According to Long, who is also the Chairman of the technology committee of the Chinese Academy of Launch Vehicle Technology (CALT), China has the basic means to land on the Moon. But a lunar landing mission and its economic benefits, such as resource exploration and exploitation, would require further planning. The newspaper report did not indicate whether the lunar landing is manned or unmanned.
When asked about the timeline of China's first manned mission, Long replied philosophically: "Manned spaceflight is a procedural and gradual process. Russians conducted seven unmanned test flights before Gagarin went into space. Americans conducted even more [preparatory unmanned] flights.
"In scientific matter there is certain inner regularity, Chinese also have to obey this scientific regularity. We are actively preparing in this arena [of unmanned test flights]. ... I don't think it [the first manned mission] will be too far off, although it won't be too soon. Perhaps there won't be suddenly a [manned] flight this year."
The next unmanned test of the manned spacecraft, dubbed Shenzhou 2 mission, is rumoured to take place near the time of the National Day on October 1. Last November Shenzhou 1 successfully completely its maiden flight of 14 orbits and returned safely to land in Inner Mongolia.
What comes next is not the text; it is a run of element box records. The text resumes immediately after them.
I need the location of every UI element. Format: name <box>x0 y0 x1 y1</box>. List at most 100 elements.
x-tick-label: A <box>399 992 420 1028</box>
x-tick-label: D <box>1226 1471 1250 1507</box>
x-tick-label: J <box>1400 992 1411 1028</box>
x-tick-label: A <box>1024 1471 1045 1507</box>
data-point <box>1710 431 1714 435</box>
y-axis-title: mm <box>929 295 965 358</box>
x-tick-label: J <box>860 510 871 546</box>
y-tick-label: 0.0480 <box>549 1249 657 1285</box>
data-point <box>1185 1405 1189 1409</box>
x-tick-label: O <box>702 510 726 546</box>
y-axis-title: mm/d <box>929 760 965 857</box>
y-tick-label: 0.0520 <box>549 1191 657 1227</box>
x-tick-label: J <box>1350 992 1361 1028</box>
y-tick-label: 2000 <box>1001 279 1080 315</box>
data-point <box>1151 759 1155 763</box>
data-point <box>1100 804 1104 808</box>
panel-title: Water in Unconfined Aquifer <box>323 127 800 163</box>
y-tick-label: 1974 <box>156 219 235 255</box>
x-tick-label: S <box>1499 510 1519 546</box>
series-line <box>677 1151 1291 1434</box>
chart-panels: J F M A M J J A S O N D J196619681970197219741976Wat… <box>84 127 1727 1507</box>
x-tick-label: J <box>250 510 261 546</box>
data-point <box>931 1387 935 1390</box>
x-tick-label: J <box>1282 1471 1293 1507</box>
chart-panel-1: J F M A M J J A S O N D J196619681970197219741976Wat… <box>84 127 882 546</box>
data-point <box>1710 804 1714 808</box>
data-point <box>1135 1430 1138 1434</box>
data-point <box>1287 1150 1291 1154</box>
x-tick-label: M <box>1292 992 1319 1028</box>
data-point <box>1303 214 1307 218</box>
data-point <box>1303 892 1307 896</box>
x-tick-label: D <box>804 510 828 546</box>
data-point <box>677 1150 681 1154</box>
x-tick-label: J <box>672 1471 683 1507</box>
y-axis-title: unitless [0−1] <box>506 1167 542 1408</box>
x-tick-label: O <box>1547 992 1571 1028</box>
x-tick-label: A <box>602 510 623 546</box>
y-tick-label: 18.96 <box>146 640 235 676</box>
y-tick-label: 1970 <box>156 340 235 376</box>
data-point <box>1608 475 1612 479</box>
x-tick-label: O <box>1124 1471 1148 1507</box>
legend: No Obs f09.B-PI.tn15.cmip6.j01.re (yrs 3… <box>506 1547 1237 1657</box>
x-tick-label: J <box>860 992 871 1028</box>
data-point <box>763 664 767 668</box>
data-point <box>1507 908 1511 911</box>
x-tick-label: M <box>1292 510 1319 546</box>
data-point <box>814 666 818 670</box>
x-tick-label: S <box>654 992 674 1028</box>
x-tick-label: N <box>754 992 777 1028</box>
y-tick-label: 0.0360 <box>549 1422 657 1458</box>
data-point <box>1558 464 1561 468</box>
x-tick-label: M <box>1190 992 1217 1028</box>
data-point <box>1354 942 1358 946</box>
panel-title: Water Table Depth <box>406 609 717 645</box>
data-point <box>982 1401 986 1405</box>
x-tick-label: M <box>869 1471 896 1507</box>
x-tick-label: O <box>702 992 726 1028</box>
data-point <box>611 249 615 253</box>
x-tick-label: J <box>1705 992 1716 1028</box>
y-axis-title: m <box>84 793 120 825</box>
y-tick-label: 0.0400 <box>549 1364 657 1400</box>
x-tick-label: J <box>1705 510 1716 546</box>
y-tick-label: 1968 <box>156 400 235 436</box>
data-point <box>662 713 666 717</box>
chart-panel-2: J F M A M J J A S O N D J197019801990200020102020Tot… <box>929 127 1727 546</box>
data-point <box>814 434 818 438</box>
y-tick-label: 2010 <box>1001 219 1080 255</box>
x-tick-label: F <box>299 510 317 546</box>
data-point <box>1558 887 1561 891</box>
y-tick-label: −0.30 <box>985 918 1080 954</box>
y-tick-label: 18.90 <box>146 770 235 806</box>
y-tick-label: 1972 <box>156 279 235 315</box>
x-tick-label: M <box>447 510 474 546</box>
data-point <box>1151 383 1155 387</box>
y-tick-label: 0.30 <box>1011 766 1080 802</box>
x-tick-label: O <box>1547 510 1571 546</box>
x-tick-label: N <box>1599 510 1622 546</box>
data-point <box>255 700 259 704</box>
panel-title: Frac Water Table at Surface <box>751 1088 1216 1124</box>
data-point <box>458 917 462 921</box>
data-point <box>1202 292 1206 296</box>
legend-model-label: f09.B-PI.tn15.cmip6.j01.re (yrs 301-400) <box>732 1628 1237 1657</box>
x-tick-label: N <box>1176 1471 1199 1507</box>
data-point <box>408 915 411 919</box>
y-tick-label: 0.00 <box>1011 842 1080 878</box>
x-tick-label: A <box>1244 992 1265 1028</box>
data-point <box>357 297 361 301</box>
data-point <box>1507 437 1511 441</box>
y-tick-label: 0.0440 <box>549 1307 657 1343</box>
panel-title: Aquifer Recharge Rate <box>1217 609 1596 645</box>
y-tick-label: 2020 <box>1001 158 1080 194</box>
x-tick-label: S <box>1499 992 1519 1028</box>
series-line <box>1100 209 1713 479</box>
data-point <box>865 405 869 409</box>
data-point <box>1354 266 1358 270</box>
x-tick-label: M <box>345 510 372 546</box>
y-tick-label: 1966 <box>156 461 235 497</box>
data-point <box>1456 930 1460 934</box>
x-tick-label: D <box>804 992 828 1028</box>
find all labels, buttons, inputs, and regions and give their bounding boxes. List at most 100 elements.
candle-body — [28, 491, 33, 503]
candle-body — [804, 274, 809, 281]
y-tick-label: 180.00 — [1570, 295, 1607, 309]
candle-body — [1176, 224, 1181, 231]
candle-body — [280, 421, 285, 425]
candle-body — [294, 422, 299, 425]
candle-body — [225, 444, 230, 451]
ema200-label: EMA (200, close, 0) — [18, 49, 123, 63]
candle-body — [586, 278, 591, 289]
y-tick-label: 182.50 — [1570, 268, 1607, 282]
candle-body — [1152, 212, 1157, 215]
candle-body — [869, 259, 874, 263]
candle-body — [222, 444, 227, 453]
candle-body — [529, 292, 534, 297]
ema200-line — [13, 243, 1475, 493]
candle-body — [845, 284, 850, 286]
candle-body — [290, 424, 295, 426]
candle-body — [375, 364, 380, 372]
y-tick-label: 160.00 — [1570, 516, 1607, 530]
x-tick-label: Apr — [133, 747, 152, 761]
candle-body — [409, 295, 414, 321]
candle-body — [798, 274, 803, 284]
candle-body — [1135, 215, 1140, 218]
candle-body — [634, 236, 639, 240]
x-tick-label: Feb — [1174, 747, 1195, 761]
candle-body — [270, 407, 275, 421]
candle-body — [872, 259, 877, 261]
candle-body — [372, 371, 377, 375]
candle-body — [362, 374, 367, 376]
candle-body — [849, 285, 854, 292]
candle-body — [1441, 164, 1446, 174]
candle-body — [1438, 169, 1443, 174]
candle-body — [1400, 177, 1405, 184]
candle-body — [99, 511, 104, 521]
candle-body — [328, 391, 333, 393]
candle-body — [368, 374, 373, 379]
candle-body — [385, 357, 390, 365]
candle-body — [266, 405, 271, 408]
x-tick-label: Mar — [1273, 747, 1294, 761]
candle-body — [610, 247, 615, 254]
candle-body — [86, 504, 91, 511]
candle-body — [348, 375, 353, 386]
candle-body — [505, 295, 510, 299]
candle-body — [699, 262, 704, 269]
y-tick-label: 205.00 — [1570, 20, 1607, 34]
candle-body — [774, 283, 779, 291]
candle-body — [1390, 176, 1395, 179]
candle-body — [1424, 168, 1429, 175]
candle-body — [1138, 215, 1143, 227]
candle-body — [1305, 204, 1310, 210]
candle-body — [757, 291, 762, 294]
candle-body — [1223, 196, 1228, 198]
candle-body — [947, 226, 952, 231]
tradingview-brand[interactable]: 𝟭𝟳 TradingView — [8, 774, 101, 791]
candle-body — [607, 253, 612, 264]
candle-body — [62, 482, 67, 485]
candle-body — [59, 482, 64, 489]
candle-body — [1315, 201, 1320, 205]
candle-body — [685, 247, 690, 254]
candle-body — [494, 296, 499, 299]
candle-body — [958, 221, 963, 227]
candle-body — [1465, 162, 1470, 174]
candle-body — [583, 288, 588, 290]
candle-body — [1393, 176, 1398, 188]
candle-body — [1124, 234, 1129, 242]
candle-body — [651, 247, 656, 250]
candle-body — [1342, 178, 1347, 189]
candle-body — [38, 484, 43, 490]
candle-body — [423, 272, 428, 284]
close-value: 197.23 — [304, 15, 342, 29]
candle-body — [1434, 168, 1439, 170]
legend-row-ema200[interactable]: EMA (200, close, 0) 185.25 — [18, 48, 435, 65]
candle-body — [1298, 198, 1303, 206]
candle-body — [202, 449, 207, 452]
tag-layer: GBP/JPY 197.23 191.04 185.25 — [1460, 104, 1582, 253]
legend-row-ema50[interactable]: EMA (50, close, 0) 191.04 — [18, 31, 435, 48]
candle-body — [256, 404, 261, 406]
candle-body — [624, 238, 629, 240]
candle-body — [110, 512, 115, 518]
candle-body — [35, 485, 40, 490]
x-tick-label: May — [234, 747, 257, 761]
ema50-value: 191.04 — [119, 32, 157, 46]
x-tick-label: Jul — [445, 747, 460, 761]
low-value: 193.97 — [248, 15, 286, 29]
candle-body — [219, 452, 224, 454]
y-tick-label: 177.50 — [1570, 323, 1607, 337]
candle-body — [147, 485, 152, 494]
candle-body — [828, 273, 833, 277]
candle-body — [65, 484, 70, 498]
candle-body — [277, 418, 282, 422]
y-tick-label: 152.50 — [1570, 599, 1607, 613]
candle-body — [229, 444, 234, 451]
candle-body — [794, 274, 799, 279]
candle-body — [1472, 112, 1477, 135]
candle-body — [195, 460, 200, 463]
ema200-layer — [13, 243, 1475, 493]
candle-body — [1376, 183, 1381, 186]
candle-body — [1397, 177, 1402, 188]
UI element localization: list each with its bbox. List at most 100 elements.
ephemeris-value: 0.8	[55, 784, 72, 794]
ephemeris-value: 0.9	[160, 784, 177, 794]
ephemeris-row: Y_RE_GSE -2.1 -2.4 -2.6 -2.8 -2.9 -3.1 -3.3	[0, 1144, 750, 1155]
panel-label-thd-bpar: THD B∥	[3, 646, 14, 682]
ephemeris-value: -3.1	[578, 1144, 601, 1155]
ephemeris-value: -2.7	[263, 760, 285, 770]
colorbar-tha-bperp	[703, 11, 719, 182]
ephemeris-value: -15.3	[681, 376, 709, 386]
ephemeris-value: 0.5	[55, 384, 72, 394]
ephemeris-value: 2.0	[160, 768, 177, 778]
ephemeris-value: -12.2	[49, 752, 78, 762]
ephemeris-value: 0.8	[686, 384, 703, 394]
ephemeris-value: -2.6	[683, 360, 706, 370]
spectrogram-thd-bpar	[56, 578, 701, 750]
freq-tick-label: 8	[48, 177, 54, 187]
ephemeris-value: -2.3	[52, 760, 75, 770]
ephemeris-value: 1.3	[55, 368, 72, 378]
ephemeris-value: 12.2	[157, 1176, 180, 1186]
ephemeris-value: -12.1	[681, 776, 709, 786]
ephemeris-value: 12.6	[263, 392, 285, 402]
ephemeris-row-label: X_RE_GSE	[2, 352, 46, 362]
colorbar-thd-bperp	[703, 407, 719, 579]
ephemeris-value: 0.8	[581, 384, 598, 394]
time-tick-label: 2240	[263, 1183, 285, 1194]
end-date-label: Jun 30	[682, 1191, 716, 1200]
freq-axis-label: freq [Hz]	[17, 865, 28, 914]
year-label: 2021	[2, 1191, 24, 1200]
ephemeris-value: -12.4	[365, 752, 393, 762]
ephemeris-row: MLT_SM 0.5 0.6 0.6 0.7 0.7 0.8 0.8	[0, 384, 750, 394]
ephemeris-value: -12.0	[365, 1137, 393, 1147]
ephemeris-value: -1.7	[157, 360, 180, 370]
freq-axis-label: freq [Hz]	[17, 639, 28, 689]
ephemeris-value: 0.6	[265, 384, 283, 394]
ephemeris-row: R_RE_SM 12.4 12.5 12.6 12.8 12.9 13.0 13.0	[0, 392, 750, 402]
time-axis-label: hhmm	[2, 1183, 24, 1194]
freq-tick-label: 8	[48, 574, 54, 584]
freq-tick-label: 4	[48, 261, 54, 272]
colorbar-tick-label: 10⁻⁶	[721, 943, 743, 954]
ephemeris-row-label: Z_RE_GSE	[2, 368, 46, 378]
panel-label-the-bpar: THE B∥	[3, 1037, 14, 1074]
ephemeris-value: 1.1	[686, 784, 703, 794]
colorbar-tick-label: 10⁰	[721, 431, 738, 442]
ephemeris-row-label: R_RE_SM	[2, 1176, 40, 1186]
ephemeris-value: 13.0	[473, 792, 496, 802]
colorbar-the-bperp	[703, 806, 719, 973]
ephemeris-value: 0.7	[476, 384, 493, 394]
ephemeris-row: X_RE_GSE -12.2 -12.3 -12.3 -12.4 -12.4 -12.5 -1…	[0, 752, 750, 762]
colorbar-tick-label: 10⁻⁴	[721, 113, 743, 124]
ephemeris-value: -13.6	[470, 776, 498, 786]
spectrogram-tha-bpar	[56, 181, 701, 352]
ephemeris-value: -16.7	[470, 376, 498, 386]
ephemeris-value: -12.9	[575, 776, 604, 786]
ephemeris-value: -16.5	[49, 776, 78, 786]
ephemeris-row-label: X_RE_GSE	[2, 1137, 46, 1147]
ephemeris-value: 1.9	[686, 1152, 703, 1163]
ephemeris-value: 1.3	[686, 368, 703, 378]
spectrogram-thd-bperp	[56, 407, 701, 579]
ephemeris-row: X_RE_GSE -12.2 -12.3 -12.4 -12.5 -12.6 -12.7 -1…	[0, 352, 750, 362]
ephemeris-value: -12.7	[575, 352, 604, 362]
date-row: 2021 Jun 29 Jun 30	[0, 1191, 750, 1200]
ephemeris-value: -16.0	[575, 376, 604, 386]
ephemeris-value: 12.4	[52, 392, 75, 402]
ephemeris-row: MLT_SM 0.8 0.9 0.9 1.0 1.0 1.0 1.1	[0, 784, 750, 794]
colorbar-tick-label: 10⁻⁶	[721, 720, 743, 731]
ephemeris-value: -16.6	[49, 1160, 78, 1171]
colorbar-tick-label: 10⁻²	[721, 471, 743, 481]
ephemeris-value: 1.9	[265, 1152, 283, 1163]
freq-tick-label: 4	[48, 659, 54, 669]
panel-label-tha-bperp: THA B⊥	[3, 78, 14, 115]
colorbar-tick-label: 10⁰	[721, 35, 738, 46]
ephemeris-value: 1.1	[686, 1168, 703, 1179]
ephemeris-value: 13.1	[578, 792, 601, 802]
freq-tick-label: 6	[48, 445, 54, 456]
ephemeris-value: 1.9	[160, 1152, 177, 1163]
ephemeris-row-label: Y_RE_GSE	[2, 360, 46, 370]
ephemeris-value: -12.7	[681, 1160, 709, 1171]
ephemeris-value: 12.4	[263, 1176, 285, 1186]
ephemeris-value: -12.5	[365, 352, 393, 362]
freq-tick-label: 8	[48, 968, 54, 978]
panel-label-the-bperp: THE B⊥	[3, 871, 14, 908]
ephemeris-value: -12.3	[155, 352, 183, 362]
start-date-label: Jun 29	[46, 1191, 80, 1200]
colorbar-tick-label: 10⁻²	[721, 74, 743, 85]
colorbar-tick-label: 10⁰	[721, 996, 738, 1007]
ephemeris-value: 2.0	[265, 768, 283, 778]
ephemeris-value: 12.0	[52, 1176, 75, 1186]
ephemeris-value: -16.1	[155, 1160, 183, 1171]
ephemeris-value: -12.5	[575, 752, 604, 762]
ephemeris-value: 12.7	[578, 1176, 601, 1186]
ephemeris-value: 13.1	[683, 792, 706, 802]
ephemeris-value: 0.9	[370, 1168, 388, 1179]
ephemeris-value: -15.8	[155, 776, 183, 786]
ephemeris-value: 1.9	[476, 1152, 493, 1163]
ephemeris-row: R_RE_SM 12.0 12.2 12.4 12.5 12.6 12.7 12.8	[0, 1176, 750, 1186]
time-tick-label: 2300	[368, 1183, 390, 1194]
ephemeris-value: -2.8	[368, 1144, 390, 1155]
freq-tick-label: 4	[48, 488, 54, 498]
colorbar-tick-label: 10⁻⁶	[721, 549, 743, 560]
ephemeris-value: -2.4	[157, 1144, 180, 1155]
Long stressed that only after comparing results of several unmanned test flights and obtaining reliable assessment would China launch its first manned mission.
Long also confirmed that China had sent its yuhangyuan ("astronauts") to train in Russia and had since returned home for on-going domestic training. However, he did not reveal who, when and how many yuhangyuan received training aboard.
Also presented at the forum was Lin Huabao, Chief Designer of Chinese satellites. Lin said that since the beginning of the space program in 1970, China had developed more than 45 satellites for science exploration, meteorological observations, broadcasting and resource surveying.
"In the next few years China will put an emphasis on developing large capacity communications satellites that will match international technological levels," said Lin.
Long added that for the Chinese space program to reach world level, it is not only a simple comparison with other spacefaring nations at the technological level; but in fact a comparison of the integrated national economy and power.
"Since China has many domestic programs to administer, funding for the space program is very limited. Under the circumstances China will not compare its space program in all areas with others. Instead the country will make more investment in key areas."